Getting a good night's sleep can be as simple as taking a good look at the space we sleep in. It’s crazy how effective creating a restful sleep environment helps us feel better rested in the morning. And this applies not to just us, but our kiddos too. It seems so simple, but I was amazed at how much better I slept after installing blackout blinds. Being intentional with how the bedroom is set up and protecting that space for sleep can support settling into deep sleep more easily.
First, ensure your sleep space satisfies these four basic criteria:
Dark - use blackout blinds or an eye mask to make the room as dark as possible to signal the brain to release the sleepy hormone, melatonin
Cool - try and maintain an air temperature between 19-22C to allow your body temperature to drop more easily as you settle into sleep
Quiet - use ear plugs or a sound machine that drowns out random household noises to support uninterrupted sleep
Boring - if you can, keep tech and distractions out of the bedroom so your body and brain can focus on sleep only.
What's actually in your room?
Next, take stock of what’s actually in your bedroom. Our bedrooms can often become a place we store all the things we don't have space for throughout the house. Or where we quickly stash miscellaneous items when company is coming. These things over time become a part of the furniture and we don't even "see" them anymore. But their sheer presence can seep into our subconscious creating conflicting messages about what this space is for.
Take some time to look at your sleep space and each item you have within view. What reminders are lying around of all the things you haven’t done, habits you haven’t adopted, or books you haven’t read. What clutter has accumulated in your bedroom that really doesn't belong there? What elements in your bedroom remind you of all the things you have to do or should be doing? Although you may not think it's a big deal, seeing these things just before closing your eyes can send your mind spinning when it should be slowing down.
For example, I have to take stock of my bedside table on occasion as it's where I store my growing pile of half-read books. I realize that unconsciously, it is reminding me of what I haven't done. I don't want this to be the last thing I see before sleeping. I want my bedside table to be clear, simple, tidy and home to only the books I wish to read as I’m falling asleep.
Keeping technology out of the bedroom is a tough one. Ideally, phones or tablets would be shut off 1 hour before bedtime and stored elsewhere in the home. They can be a huge source of distraction, but there are also some great resources for sleep available on smart phones. Use tech with intention and consider whether the benefits are worth some of the risks of keeping it in your space.
Sometimes you may not be on the same page as your partner when it comes to tech use in the bedroom. Have a frank conversation with your partner about your thoughts, priorities, and rationale. Come to an agreement on if and when phones, tablets or TV's are permitted in your shared sleep space.
Is your bedroom somewhere you want to be?
Making your bedroom a sleep sanctuary and somewhere you want to be can really help you relax and allow your body to fall into sleep easily. Is your bed comfortable and somewhere you love to be? Ensure the sheets feel good, the weight of your duvet or comforter is comfortable and your pillow adequately supports you.

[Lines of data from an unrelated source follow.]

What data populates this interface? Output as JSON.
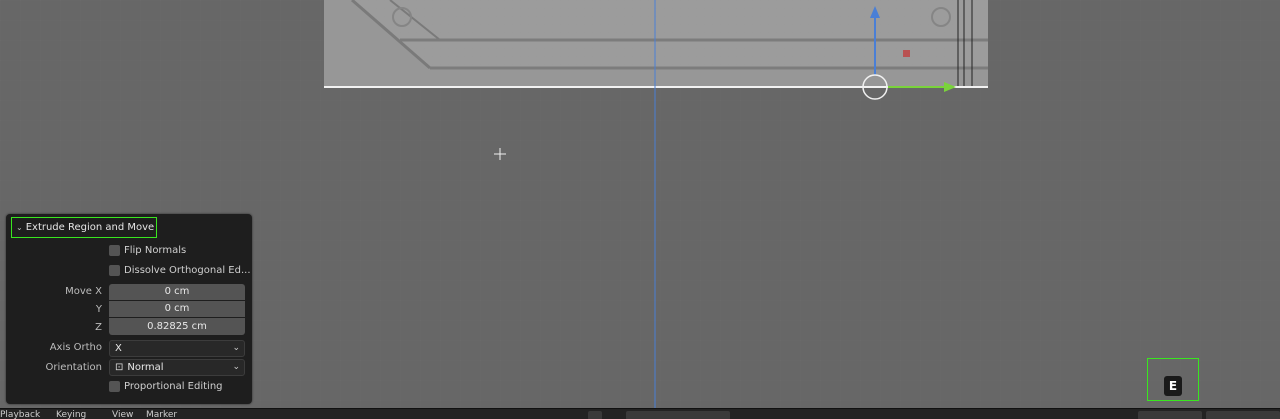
{
  "operator_panel": {
    "title": "Extrude Region and Move",
    "flip_normals": {
      "label": "Flip Normals",
      "checked": false
    },
    "dissolve_orthogonal": {
      "label": "Dissolve Orthogonal Ed...",
      "checked": false
    },
    "move": {
      "x": {
        "label": "Move X",
        "value": "0 cm"
      },
      "y": {
        "label": "Y",
        "value": "0 cm"
      },
      "z": {
        "label": "Z",
        "value": "0.82825 cm"
      }
    },
    "axis_ortho": {
      "label": "Axis Ortho",
      "value": "X"
    },
    "orientation": {
      "label": "Orientation",
      "value": "Normal"
    },
    "proportional_editing": {
      "label": "Proportional Editing",
      "checked": false
    }
  },
  "key_overlay": {
    "key": "E"
  },
  "bottom_bar": {
    "items": [
      "Playback",
      "Keying",
      "View",
      "Marker"
    ]
  },
  "colors": {
    "highlight_green": "#39e61f",
    "axis_blue": "#4a7fd6",
    "gizmo_green": "#7ad33b",
    "gizmo_red": "#c04040"
  },
  "icons": [
    "cursor-icon",
    "gizmo-arrow-z-icon",
    "gizmo-arrow-y-icon",
    "gizmo-center-circle-icon",
    "checkbox-icon",
    "chevron-down-icon",
    "orientation-icon"
  ]
}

Is your bed reserved just for sex or sleeping? Aiming to only wear clothes (if any) you intend to sleep in can build the association that your bed is a place for rest. These subtle cues can let the brain know it’s safe to switch off and lie down.
Is the room clean? Plan to vacuum and dust frequently to ensure it remains clean and tidy. Keeping dust at bay can help stop allergies from keeping you awake. Plus, those dust bunnies you notice in the corner as you crawl into bed can remind you of more that you "should" be doing rather than sleeping.
What's your plan if you can't sleep?
Our brains have a powerful ability to create strong associations. So, it's important to allow yourself to get up and do something else if you are having trouble sleeping. Lying in bed awake may start to build an association contrary to the one we wish to build - that this is a place for sleeping.
Do you have a plan for if you wake up in the night and can’t settle? If it’s stretching, have the space ready before you go to bed so you don’t have to think too much in the middle of the night. If it’s journaling or colouring, set up your materials in a place where you can go and not disturb anyone else. If it’s reading, have the book ready in a space with enough light to read, but not too much that it will wake you. Beware of those LED lights as the bright white/blue light can work against you. Ensure the light you use emits a warm yellow/orange light that won’t trick your brain into thinking it’s time to wake up.
I keep a pen and paper beside my bed for a place to list those things swirling in my head as I drift off or wake up and can't settle. I find dumping my to-do list so my brain doesn’t have to hold it anymore allows my thoughts to settle down more quickly. Those ideas are now safely stored and I can think more about it in the morning.
One thing that I've come to appreciate is the value of prioritizing my sleep space and creating boundaries around it. I try and keep our bedroom tidy, restful, and used for sleep or rest only. It is now one of my most favourite places to be and I look forward to crawling under the covers each night.